ANZ steps up shift of jobs offshore

ANZ Bank flags plans to transfer an undisclosed number of information technology jobs overseas as it chases A$200 million a year in cost savings.

Australia and New Zealand Banking Group has flagged plans to transfer an undisclosed number of information technology jobs overseas as it chases A$200 million a year in cost savings. The move would add to the roster of 3000 workers that ANZ has in its Bangalore centre, in India, which supports computer system development and maintenance for the bank's businesses across the region.

The transfers would continue a gradual shift of technology jobs offshore that ANZ has pursued in recent years and would partially offset rises in local headcount driven by Basel II and anti-money laundering compliance programs.

In a briefing accompanying ANZ's full-year financial results yesterday, chief executive Mike Smith could not confirm the number of jobs affected by the transfers. However, the bank expects to save about $200 million a year from 2010 through a range of initiatives that include the relocation of some full-time positions to the Bangalore centre.

The transfers sit alongside a recent restructure of the bank's information technology operations that was instigated under the company's One ANZ program.

The bank yesterday reiterated that One ANZ aimed to simplify the bank's computing operations.

Chief information officer Peter Dalton told staff this month that the restructure would centralise some functions and support ANZ's push to "become a technology-based, super-regional bank".

It also involved the appointment of a host of information technology general managers, including the naming of Bangalore centre boss Ranjani Ranganath as general manager of technology strategy and business management.

ANZ is relying heavily on the Indian-based facility to develop core banking systems for its Asian banking strategy and the centre is also expected to play a similar role in the replacement of the bank's ageing transactional platforms in Australia.

The lender is yet to set a timetable to replace its core banking systems in Australia, but similar initiatives at Commonwealth Bank of Australia and National Australia Bank are under way and budgeted at $580 million and $1 billion, respectively.

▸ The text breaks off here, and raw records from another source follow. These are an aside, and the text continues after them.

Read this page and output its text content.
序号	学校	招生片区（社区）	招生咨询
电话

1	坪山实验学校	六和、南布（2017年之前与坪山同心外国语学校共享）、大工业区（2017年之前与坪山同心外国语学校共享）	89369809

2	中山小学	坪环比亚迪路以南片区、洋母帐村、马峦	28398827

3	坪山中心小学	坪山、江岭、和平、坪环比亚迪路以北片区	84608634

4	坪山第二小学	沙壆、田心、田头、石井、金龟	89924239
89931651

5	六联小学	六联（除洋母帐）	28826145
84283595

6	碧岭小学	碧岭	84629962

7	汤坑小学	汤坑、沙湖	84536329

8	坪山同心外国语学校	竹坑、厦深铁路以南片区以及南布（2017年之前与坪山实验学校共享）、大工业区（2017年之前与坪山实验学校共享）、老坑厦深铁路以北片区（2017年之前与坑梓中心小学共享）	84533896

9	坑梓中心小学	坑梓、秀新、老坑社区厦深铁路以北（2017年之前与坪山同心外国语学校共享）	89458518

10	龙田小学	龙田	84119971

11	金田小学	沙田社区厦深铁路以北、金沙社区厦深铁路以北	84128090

In 2008, investment in information systems helped push ANZ's computer operating expenses up 3 per cent year on year to $609 million.

The value of deferred software spending on the bank's books shot up 35 per cent to $625 million, mirroring a rise in software capitalisation at NAB detailed as part of its full-year results announcement this week.

The ANZ's computer operating cost rise was spurred primarily by a rise in contract labour expenses from $50 million a year ago to $73 million and an 11 per cent year-on-year lift in rental and repair costs to $81 million.

Declines in software acquisition costs and data communications expenditure in part offset the increases. Telephony costs rose from $55 million in 2007 to $58 million at September 30.

Technology-intensive compliance programs such as AML remediation also helped to spur cost increases and the ANZ has previously said it expects to spend $66 million by 2010 to ensure it meets new federal anti-money laundering requirements.